# TOPIC MODELLING

Topic modeling is a type of statistical modeling for discovering the abstract “topics” that occur in a collection of documents.

It is a process to automatically identify topics present in a text object and to derive hidden patterns exhibited by a text corpus. Thus, assisting better decision making. It is different from rule-based text mining approaches that use regular expressions or dictionary based keyword searching techniques. It is an unsupervised approach used for finding and observing the bunch of words (called “topics”) in large clusters of texts.

Topic Models are very useful for the purpose for document clustering, organizing large blocks of textual data, information retrieval from unstructured text and feature selection

## Latent Dirichlet Allocation for Topic Modeling(LDA)
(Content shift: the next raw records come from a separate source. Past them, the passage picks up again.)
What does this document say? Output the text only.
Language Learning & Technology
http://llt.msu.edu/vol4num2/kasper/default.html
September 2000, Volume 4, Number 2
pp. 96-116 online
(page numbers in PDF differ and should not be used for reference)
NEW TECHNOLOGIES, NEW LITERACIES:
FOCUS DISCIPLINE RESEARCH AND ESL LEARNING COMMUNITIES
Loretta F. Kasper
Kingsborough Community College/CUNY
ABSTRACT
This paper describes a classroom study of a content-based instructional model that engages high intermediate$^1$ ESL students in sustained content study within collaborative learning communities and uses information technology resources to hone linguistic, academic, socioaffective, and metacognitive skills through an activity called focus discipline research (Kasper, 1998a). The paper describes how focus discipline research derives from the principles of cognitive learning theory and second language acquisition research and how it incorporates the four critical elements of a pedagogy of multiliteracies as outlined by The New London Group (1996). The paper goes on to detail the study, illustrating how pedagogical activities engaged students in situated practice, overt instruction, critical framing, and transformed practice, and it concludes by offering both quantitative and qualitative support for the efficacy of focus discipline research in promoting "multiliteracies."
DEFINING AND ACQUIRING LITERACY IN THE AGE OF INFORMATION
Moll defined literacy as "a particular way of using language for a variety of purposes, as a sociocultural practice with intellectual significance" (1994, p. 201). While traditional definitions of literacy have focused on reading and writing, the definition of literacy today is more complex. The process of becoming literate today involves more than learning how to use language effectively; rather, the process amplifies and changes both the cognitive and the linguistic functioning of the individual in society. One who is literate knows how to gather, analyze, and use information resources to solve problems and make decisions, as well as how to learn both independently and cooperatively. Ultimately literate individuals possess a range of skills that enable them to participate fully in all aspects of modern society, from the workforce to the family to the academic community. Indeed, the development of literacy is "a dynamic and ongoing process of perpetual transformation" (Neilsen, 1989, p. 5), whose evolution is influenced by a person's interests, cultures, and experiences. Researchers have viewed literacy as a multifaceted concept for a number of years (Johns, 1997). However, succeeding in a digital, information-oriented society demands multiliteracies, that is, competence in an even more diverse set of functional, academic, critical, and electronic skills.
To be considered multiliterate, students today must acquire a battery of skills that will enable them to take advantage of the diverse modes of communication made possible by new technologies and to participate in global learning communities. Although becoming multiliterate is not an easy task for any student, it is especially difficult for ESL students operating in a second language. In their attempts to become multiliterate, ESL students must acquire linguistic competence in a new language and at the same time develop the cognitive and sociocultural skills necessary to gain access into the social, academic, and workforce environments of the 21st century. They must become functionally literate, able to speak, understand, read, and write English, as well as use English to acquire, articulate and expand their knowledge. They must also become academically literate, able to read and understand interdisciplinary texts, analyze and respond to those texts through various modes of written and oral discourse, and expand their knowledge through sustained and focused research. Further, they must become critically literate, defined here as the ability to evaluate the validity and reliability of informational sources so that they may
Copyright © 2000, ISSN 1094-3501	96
LDA assumes documents are produced from a mixture of topics. Those topics then generate words based on their probability distribution. Given a dataset of documents, LDA backtracks and tries to figure out what topics would create those documents in the first place. It is most popular topic modelling technique.

LDA is a matrix factorization technique. In vector space, any corpus (collection of documents) can be represented as a document-term matrix. Document Matrix contains N documents and vocabulary size of M words.
    
LDA converts this Document-Term Matrix into two lower dimensional matrices – M1 and M2.
M1 is a document-topics matrix and M2 is a topic – terms matrix with dimensions (N,  K) and (K, M) respectively, where N is the number of documents, K is the number of topics and M is the vocabulary size.

For every topic, two probabilities p1 and p2 are calculated. P1 – p(topic t / document d) = the proportion of words in document d that are currently assigned to topic t. P2 – p(word w / topic t) = the proportion of assignments to topic t over all documents that come from this word w.

### Parameters of LDA

Alpha and Beta Hyperparameters – alpha represents document-topic density and Beta represents topic-word density. Higher the value of alpha, documents are composed of more topics and lower the value of alpha, documents contain fewer topics. On the other hand, higher the beta, topics are composed of a large number of words in the corpus, and with the lower value of beta, they are composed of few words

Number of Topics – Number of topics to be extracted from the corpus. Researchers have developed approaches to obtain an optimal number of topics by using Kullback Leibler Divergence Score. 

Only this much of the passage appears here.